I recall telling people in the past that my head is not well. I once told it to an occupational therapist and she said I shouldn’t say things like that to myself. It made me think. Nowadays I’m very carefull how I present my illness to friends or family or professional people. I have more respect for myself and see myself as a normal person with an illness. Have you ever self stigmatised because of the norm out there or maybe because of lack of insight or for whatever reason?
Yeah, I did. For a while there, a long while, every time I recognized a delusional thought I would mutter “Crazy person”, my therapist is very abrupt, saying noone should use the word crazy like that.
Yes, when the thought of having schizophrenia first set in properly, my legs gave in and I fell down to the bathroom floor to cry for a couple of hours thinking my life was over.
yes for 10 years…2000 to 2010…now i have become a advocate since 2010
Yes, but it has gotten a lot better in the past few months, esp. since leaving Facebook. Recently, I have been told by a friend to stop thinking of myself as a SZ.
That sounds like good advice from a friend who care. Thanks for sharing.

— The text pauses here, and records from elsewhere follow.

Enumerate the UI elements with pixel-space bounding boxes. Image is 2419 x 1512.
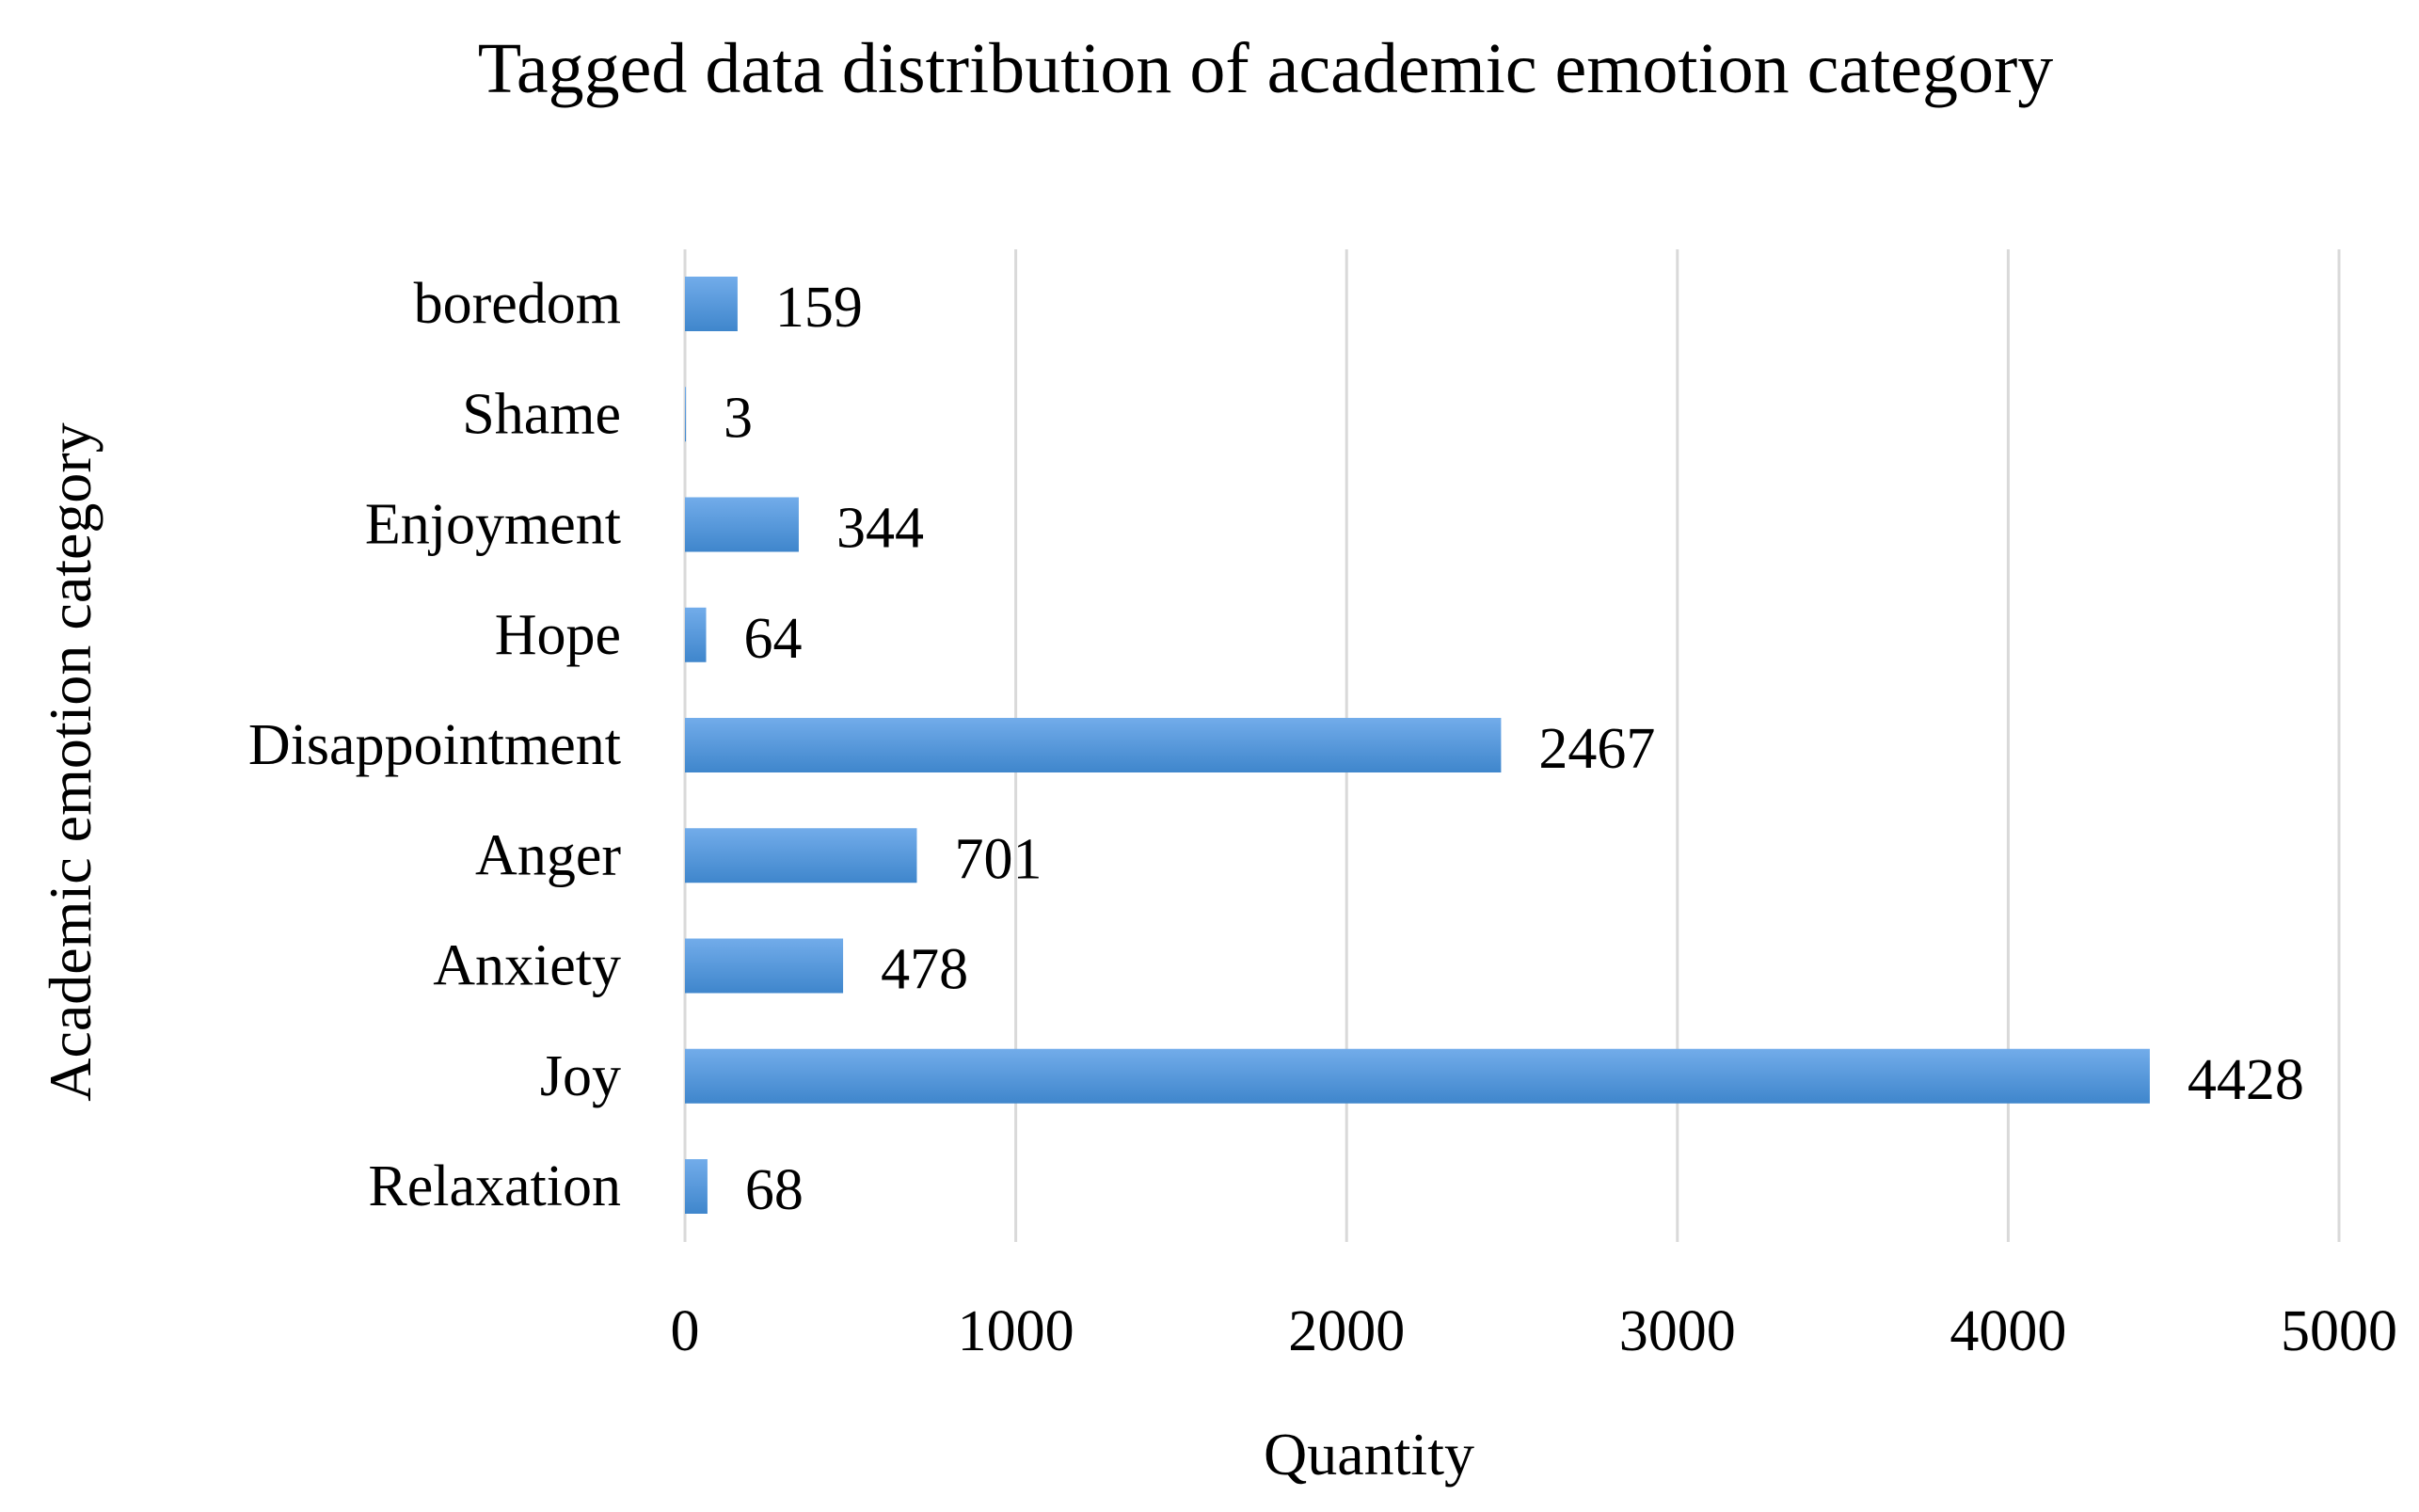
x-axis-title: Quantity [1264, 1421, 1474, 1488]
bar-enjoyment [685, 497, 799, 552]
data-label-hope: 64 [744, 607, 803, 671]
data-label-anxiety: 478 [881, 938, 968, 1002]
bar-joy [685, 1048, 2150, 1104]
bar-shame [685, 387, 687, 442]
x-axis-tick-labels: 0 1000 2000 3000 4000 5000 [671, 1299, 2398, 1363]
bar-anxiety [685, 938, 844, 994]
x-tick-label: 4000 [1950, 1299, 2066, 1363]
data-label-anger: 701 [954, 827, 1042, 891]
category-label-joy: Joy [540, 1044, 621, 1108]
y-axis-title: Academic emotion category [37, 422, 103, 1101]
chart-title: Tagged data distribution of academic emo… [478, 29, 2054, 108]
bar-disappointment [685, 718, 1502, 772]
data-label-boredom: 159 [775, 276, 863, 340]
category-label-boredom: boredom [414, 272, 621, 336]
category-label-anger: Anger [475, 823, 621, 887]
bars [685, 277, 2150, 1214]
data-label-relaxation: 68 [745, 1158, 804, 1222]
bar-relaxation [685, 1159, 708, 1214]
data-labels: 159 3 344 64 2467 701 478 4428 68 [724, 276, 2304, 1222]
data-label-enjoyment: 344 [836, 497, 924, 561]
x-tick-label: 3000 [1619, 1299, 1736, 1363]
bar-anger [685, 828, 917, 883]
x-tick-label: 0 [671, 1299, 700, 1363]
x-tick-label: 5000 [2281, 1299, 2397, 1363]
category-label-relaxation: Relaxation [368, 1154, 621, 1218]
bar-hope [685, 607, 707, 662]
data-label-disappointment: 2467 [1538, 717, 1655, 781]
category-label-disappointment: Disappointment [248, 713, 621, 777]
category-labels: boredom Shame Enjoyment Hope Disappointment A… [248, 272, 621, 1218]
category-label-shame: Shame [462, 382, 621, 446]
category-label-enjoyment: Enjoyment [365, 493, 621, 557]
x-tick-label: 2000 [1288, 1299, 1405, 1363]
bar-boredom [685, 277, 738, 331]
category-label-anxiety: Anxiety [433, 934, 621, 998]
data-label-shame: 3 [724, 386, 753, 450]
data-label-joy: 4428 [2188, 1048, 2304, 1112]
x-tick-label: 1000 [958, 1299, 1074, 1363]
category-label-hope: Hope [495, 603, 621, 667]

I’ve heard it can be useful, in terms of self-identification, to make the switch from saying “I am schizophrenic” to “I have schizophrenia”.
There are times that I think that maybe I can’t do something because I’m schizophrenic. I wonder if my meds will go bad and when I’m away from home I will relapse. It’s scary but I have to take the risk. I thick back to the time I had in college and would like to go back for a PhD but right now the memories of hallucination that I had there are too fresh. Plus I did some things I’m not proud of. Will like to get a job and then get my PhD when I’m older. Hopefully before I croak.
I felt my principal characteristic was my illness for about ten years after going crazy. It was a relief to have it pass.